La semantica logico-filosofica si definisce all’interno della filosofia analitica del linguaggio, una tradizione che, come ricorda Stefano Traini, si sviluppa nel mondo anglosassone a partire dall’inizio del Novecento e che si caratterizza per uno stile rigoroso, fondato su definizioni, argomentazioni esplicite e confronto con le scienze formali.
In questa prospettiva, il linguaggio non è soltanto uno strumento, ma diventa un oggetto centrale della ricerca filosofica. La riflessione si orienta verso la comprensione di che cosa sia il linguaggio e di come funzioni, superando due modelli precedenti: da un lato quello che mirava a dissolvere i problemi filosofici chiarendo il funzionamento del linguaggio naturale; dall’altro quello che intendeva risolverli determinando il significato delle parole.
All’interno di questo quadro emergono due tratti decisivi, messi in evidenza da Patrizia Violi e ripresi da Traini: l’antipsicologismo e il referenzialismo. Il primo implica che il significato non venga ricondotto a processi mentali o rappresentazioni soggettive: ciò che accade nella mente dei parlanti è considerato irrilevante per la teoria del significato. Il secondo, invece, colloca al centro del progetto semantico il rapporto tra linguaggio e mondo.

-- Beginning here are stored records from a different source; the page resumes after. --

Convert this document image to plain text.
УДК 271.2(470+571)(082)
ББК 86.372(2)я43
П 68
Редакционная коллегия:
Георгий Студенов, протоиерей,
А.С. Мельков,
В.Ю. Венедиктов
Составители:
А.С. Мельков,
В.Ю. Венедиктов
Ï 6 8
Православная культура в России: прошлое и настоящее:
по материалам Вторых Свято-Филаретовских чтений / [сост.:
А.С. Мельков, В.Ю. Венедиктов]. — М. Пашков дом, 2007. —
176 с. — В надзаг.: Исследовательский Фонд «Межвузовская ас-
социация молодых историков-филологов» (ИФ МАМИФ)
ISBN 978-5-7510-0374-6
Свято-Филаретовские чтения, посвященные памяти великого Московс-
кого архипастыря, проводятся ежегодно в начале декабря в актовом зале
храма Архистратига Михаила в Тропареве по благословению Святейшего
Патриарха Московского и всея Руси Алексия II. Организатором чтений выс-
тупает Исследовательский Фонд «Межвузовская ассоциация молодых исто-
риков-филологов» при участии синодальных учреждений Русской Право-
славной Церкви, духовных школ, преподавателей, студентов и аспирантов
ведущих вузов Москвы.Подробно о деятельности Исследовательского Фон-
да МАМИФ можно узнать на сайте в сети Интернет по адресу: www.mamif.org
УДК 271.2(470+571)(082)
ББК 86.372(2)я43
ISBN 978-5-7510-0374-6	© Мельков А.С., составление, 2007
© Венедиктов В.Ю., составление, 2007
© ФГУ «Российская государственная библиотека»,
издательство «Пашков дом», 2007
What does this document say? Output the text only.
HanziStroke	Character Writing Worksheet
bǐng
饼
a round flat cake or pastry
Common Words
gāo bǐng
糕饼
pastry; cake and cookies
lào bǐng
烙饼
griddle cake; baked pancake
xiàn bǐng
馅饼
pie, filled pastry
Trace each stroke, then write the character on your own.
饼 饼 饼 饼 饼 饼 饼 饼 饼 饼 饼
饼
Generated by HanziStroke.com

In questa prospettiva, il significato viene definito come capacità di riferimento: “il significato diviene la capacità dei singoli termini di riferirsi a entità extralinguistiche e quella degli enunciati di asserire determinati stati di cose, che potranno risultare veri o falsi, cioè essere dotati di un determinato valore di verità.” Il riferimento al mondo e la possibilità di attribuire verità o falsità agli enunciati costituiscono dunque il nucleo teorico di questa impostazione.
La centralità della verità è tale da definire l’intero approccio come semantica vero-funzionale. In questa linea si colloca la riflessione di Wittgenstein, per il quale comprendere un enunciato significa comprenderne le condizioni di verità. Come viene ricordato, “capire l’enunciato Il mio gatto è grasso non presuppone affatto sapere se è vero, ma solo sapere come sarebbero le cose se lo fosse.” La comprensione non coincide con la verifica empirica, ma con la conoscenza delle condizioni in cui l’enunciato sarebbe vero.
La relazione tra linguaggio e mondo può essere concepita secondo due modalità fondamentali. Una prima ipotesi sostiene un rapporto diretto tra segno e referente, senza mediazioni: è la posizione che si trova, tra gli altri, in Russell, Quine e Kripke, secondo cui i nomi sono collegati ai loro referenti attraverso un atto originario di denominazione, che stabilisce una designazione rigida.
Una seconda ipotesi introduce invece una mediazione tra linguaggio e mondo, attraverso categorie che rendono possibile il riferimento. In questo caso il rapporto non è immediato, ma passa attraverso strutture semantiche che organizzano la relazione tra espressioni linguistiche e realtà.
In entrambe le varianti, ciò che resta costante è l’impostazione referenziale: il significato è pensato in funzione del rapporto con il mondo e della possibilità di attribuire valori di verità agli enunciati. La semantica logico-filosofica definisce così un modello in cui il linguaggio è analizzato come sistema di espressioni capaci di rappresentare stati di cose e di essere valutate in termini di vero o falso.
Riferimento bibliografico: Stefano Traini, Le due vie della semiotica: teorie strutturali e interpretative, Bompiani.